Certains systèmes permettent de stocker directement l’énergie sous forme électrique. Il s’agit principalement des supercondensateurs, composants électriques constitués de deux armatures conductrices stockant des charges électriques opposées. Ils sont capables de délivrer une forte puissance pendant un temps très court. À la différence des batteries électrochimiques, ils peuvent se décharger en un temps de l’ordre de la seconde ou moins avec un rendement compris entre 80% et plus de 90%. Toutefois, ces dispositifs ne stockent pas de grandes quantités d’énergie. Les supercondensateurs ont des applications dans le domaine des transports terrestres. Ils assurent notamment l’arrêt et le redémarrage à un feu rouge (stop and go)(4).

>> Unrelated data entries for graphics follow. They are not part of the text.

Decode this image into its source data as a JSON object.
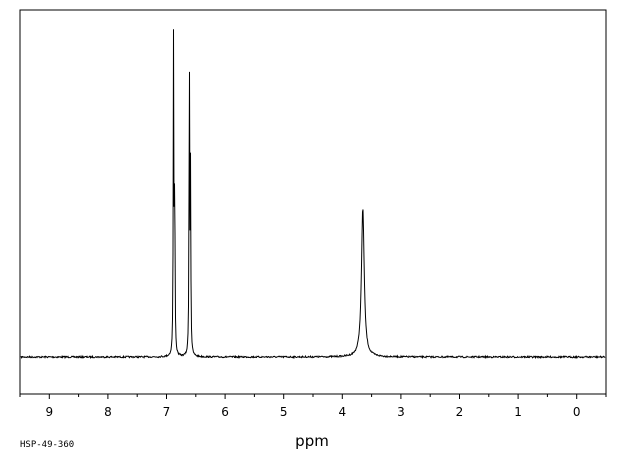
{
  "chart_data": {
    "type": "line",
    "xlabel": "ppm",
    "xlim": [
      9.5,
      -0.5
    ],
    "x_reversed": true,
    "x_ticks": [
      "9",
      "8",
      "7",
      "6",
      "5",
      "4",
      "3",
      "2",
      "1",
      "0"
    ],
    "y_unit": "relative intensity",
    "ylim": [
      0,
      1
    ],
    "grid": false,
    "series": [
      {
        "peaks": [
          {
            "ppm": 6.88,
            "height": 0.97
          },
          {
            "ppm": 6.86,
            "height": 0.56
          },
          {
            "ppm": 6.61,
            "height": 0.96
          },
          {
            "ppm": 6.59,
            "height": 0.55
          },
          {
            "ppm": 3.65,
            "height": 0.46
          }
        ]
      }
    ]
  },
  "footer": {
    "code": "HSP-49-360"
  }
}
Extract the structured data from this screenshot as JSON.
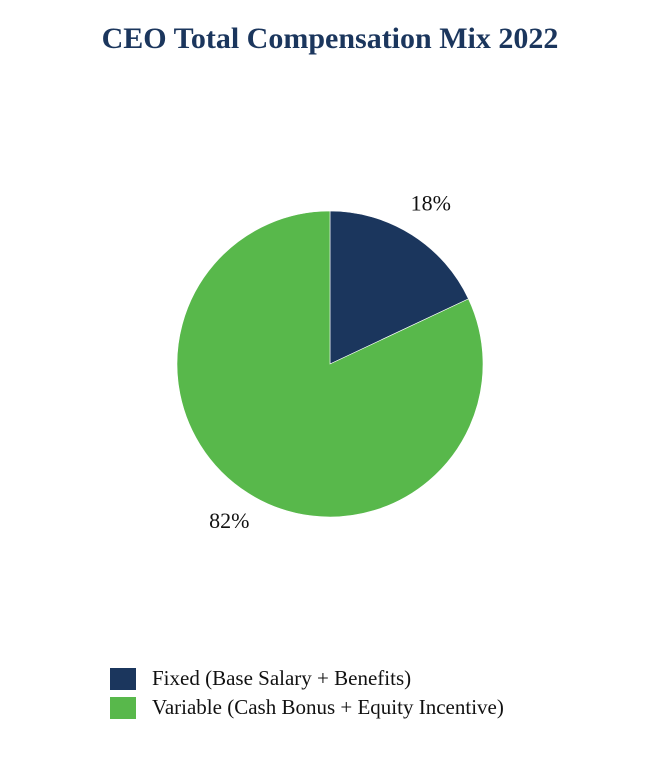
{
  "chart_data": {
    "type": "pie",
    "title": "CEO Total Compensation Mix 2022",
    "slices": [
      {
        "name": "Fixed (Base Salary + Benefits)",
        "value": 18,
        "label": "18%",
        "color": "#1b365d"
      },
      {
        "name": "Variable (Cash Bonus + Equity Incentive)",
        "value": 82,
        "label": "82%",
        "color": "#58b84b"
      }
    ],
    "legend_position": "bottom"
  }
}
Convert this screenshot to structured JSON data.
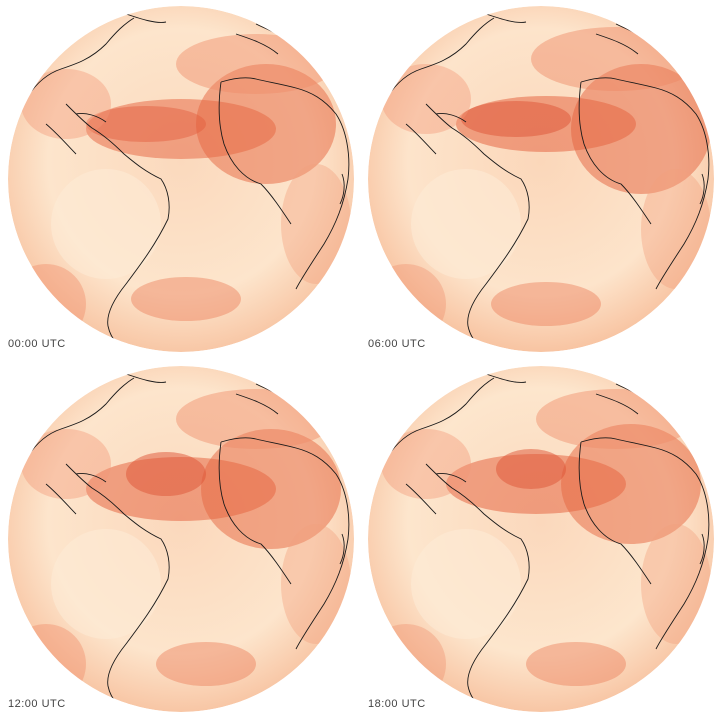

Une autre piste est celle du stockage électromagnétique (ou SMES pour « Superconductor Magnetic Energy Storage ») à base de matériaux supraconducteurs. Ce système se destine au stockage de grandes quantités d’énergie, dont 50% peuvent être restituées en moins d’une seconde. De plus, un tel dispositif bénéficie d’un rendement de 75% à plus de 90 %. Toutefois, les applications de SMES, aux coûts encore très élevés, sont encore limitées et doivent démontrer leur faisabilité à grande échelle, du fait de la nécessité de maintenir une température très basse. Elles sont développées essentiellement aux États-Unis.

Perspectives

Les systèmes de stockage par pompage hydraulique représentent en 2011 une capacité de près de 100 GW dans le monde(5). Environ 80 GW s’y ajouteront d’ici 2014. Aujourd’hui, ces systèmes constituent la grande majorité des capacités totales de stockage d’électricité mais les moyens de stockage se diversifient, notamment avec la construction de batteries électrochimiques de grande capacité (40 GW de puissance installée sont prévus d’ici à 2030, principalement au Japon et aux États-Unis).

Les batteries électrochimiques semblent alors l’option la plus prometteuse pour un stockage fixe ou mobile. Selon le cabinet IDC Energy Insights(6), la production mondiale des batteries lithium-ion pourrait augmenter de 6 689 MWh en 2011 à 26 145 MWh en 2015.